"
PC owners are the new Amiga owners" was the name and
gist of an article
Stuart Campbell wrote a couple of years ago for the
teletext gaming 'magazine',
Digitizer. (You can read it on his website, www.worldofstuart.com.)
In this article (written by a journalist who had no great love for the PC as a games platform, beyond its ability to run emulators) Campbell put forward that the PC games market was showing all the signs of the Amiga games market just before that machine was consigned to the dustbin. Until recently, I would have vehemently objected to this analysis, but it recent months I'm not so sure.
While the majority of Campbell's points were the stupid and facile bleetings we've all heard before (moaning about the PC's lack of stability 1, the cost of upgrading2, and complaining that the average punter couldn't understand a keyboard and mouse control configuration3), one point he made is starting to become more pronounced: The PC games market is retreating into narrow, special-interest genres to ensure there is an audience for their product.
Open a recent PC games mag and you'll see this happening before your eyes. You will quickly loose count of the clones of Age of Empires, EverQuest (always in indefinite beta) and Counter-Strike (although the tactical shooter in the main is making some hard-won progress with titles such as Operation Flashpoint).
There are a scant number of games that people are looking forward to, and of these, they are all in tried and tested genres and do not rock the boat graphically. And the football management games... why?
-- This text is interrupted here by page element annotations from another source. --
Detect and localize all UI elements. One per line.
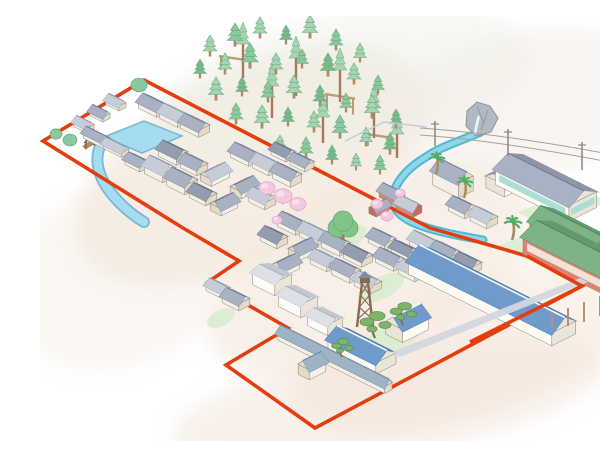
cherry-blossom-tree (371, 199, 383, 209)
cherry-blossom-tree (395, 189, 405, 198)
garden-bush (131, 78, 147, 92)
cherry-blossom-tree (381, 211, 393, 221)
cherry-blossom-tree (272, 216, 282, 225)
garden-bush (63, 134, 77, 146)
conifer-tree (203, 35, 217, 57)
studio-park-illustrated-map (40, 16, 600, 441)
park-map-canvas (40, 16, 600, 441)
garden-bush (50, 129, 62, 139)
I don't take such a dim view as Campbell of Championship Manager, but the countless imitators must know that they haven't a chance of beating such a class game?
I know that I'm not going to touch any of these games with a forty foot pole, and with the public shunning such worthy titles as Max Payne and Deus Ex (both got to number one but hardly sold in significant numbers at least over here), what chance does the PC games industry have of remaining viable in the face of not one but three powerful consoles? The key answer to this is two-fold: time, and a unique selling point (or 'niche').
Over time the PC will outperform all the consoles, just as has happened in the past. This will enable ports in either direction, shoring up sales (and giving publishers some security) and widening the subject matter available on the PC (sure, DOA34 might look nice on the xbox, but it would be even nicer with proper networking, a greater level of modability and at a higher resolution).
The unique selling point is that the PC simply makes more sense as a platform for some kinds of games, more that you might think. Even with keyboards and networking available, I would imagine most users would still pass them up and plump for more traditional console-style games on the xbox/PS2/Gamecube, at least in the next year or so. For living room gaming, the absolute top priority of multiplayer is multiple players in the same room. Immediacy. Social interaction. As we say around here, "Soul Calibur for the teas, boys."
Of course, the PC isn't going to disappear as a games platform regardless of what else happens. It's still way out in front from a technical perspective, and its ubiquity ensures that it won't suffer the fate of the outmoded Amiga, at least not in the foreseeable future. It all comes down to the fact that PC games and console games are chalk and cheese. One doesn't capture mindshare from the other. If anything they complement each other. Having said that, if I see another online squad-based special ops game I'm going to covertly insert it into the publisher's rectum.
1 No longer much of an issue even with
Win9x, amazingly, provided you are meeting the minimum tech specs of a game. Compared to the
DOS days things are peachy. And when was any
hobby completely stress free? Except
fishing perhaps.
2 Campbell is right in saying that keeping a PC up to date can cost more than buying all console hardware released in the same time period, but fails to mention that console gamers must rely on expensive imports to obtain even reasonably recent titles. Also, in the last 18 months PC games have considerably slackened their need for tons of RAM and a fast CPU, instead gambling on the presence of a decent graphics card - a single purchase that can last quite a long time and can out-perform any console should that be your main concern. Plus, PC gamers don't have to contend with crappy memory cards.
3 This is just silly really. Tests show that joypads remain horrible for roughly 80% of true 3D applications.
4 Or your choice of traditionally console/arcade-only game here.